In this quarantine, the story becomes God’s pursuit of his people and his desire to protect the remnant of his chosen people. What is the Law of Moses but a protection from the very thing that infects us.  The Law points to both the survival in this quarantine and the perfection of God.  The Law is not about who we are, but who God is.  It cannot be met, but remains necessary of we are to survive in this world plagued by sin.  The story of God and indeed the story of the Bible from Genesis 3 on is his pursuit of his people: shaping, molding, culling, revealing, directing and loving.  A good and gracious God desperate for his creation to be redeemed that they might be with him again.  He sees our pain from beyond, not able to absolve but still merciful.  The plan is in motion and has always been in motion.  We will be his people and he will be our God.  Through the shaping of his people, the antidote is produced.  Jesus Christ is God himself strapping on flesh and all its failings to deliver salvation into the quarantine itself.  He chose to be with the hurting in his time here: the sickest in spirit and in flesh, the poor and the destitute.  The weakest are the ones he ached for the most.  It is Christ’s Love that changed the world, for in that short time God’s eternal love for his creation was on full display.

Sin is passed by blood.  Blood reaches every cell of the body and every organ.  Christ is the perfect specimen, introduced into the quarantine to create a chain reaction with his blood.  With his blood he brings the cure and with his resurrection that blood is released in and by the Spirit.  Salvation has been exposed to the world and it is the job of the Church, the body of believers to deliver this blood and flesh to the world and throughout history.  The Word is God and the Word became flesh and now we the Church deliver the flesh of Christ through the Word and through communion, proclaiming his death and resurrection.  By the blood we are healed and in his death we may enter back into Eden and walk with our Father again in the cool of the day.  

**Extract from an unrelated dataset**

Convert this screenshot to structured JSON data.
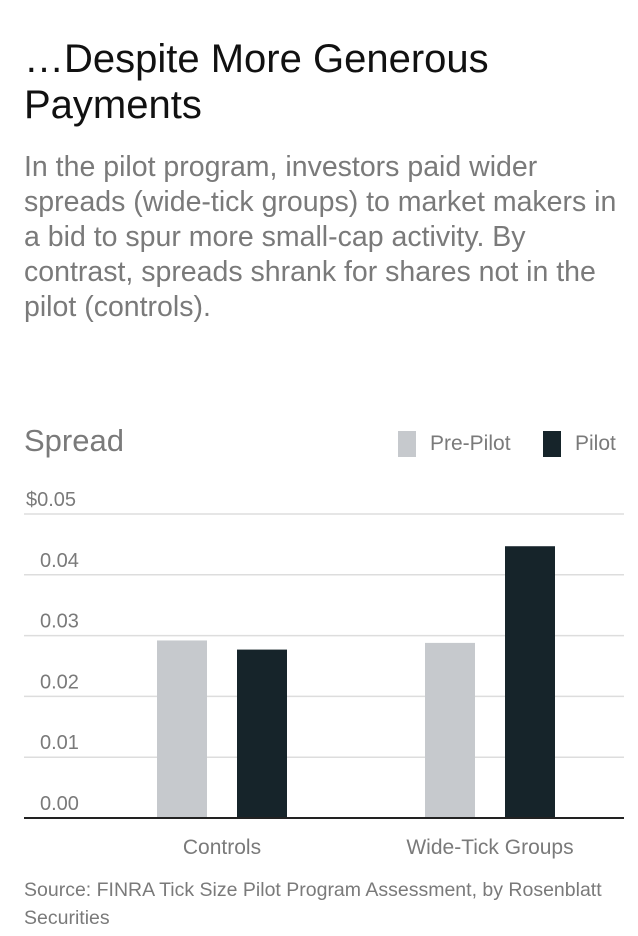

There is no denying that some have a greater burden to bare.  Some nations, some tribes, some families, some individuals suffer beyond human comprehension.  This is the reality of living in quarantine.  For some this makes the possibility of a Loving God impossible.  The world is too atrocious and it assaults their inherent sense of fairness. "Injustice would not prevail if there were a just God."  Where does this sense of fairness and justice come from?  How do we know that things aren’t right?  It is the very revelation of a loving God that proclaims this injustice to us.  It is because we have a God that we even know that things aren’t right.  Believer or not, we are right to yearn for something better, to hope in something good.  We were made for something more and inherently we all know it.  Our failures begin when we search in the wrong place for our hope, much like Adam and Eve.   C.S. Lewis says it like this “If I find in myself a desire which no experience in this world can satisfy, the most probable explanation is that I was made for another world.”  If there were no God our present situation wouldn’t be better, it would be hopeless and we would be in despair.  Our quarantine would become a wasteland, with no hope for life.   

There is something to hope for; it is the renewal of this world by the blood of Christ.  For our Eternal God this redemption is one motion, one big bang in which we were conceived in love to be in eternal community with our Father.  Until we can see it and are beyond the chains of time, we must endeavor to Love our God by Faith, accept the work of Christ through no effort of our own, and because of our acceptance realize that we must Love all the people of this world and make every effort to make things better and to spread the Good News.  Just as Christ prepares a place for us, so must we prepare for his return.  Though we are sick, there is work to do.  And though we are infected, Jesus is planning to accept us out of this reverse quarantine and (back) into paradise.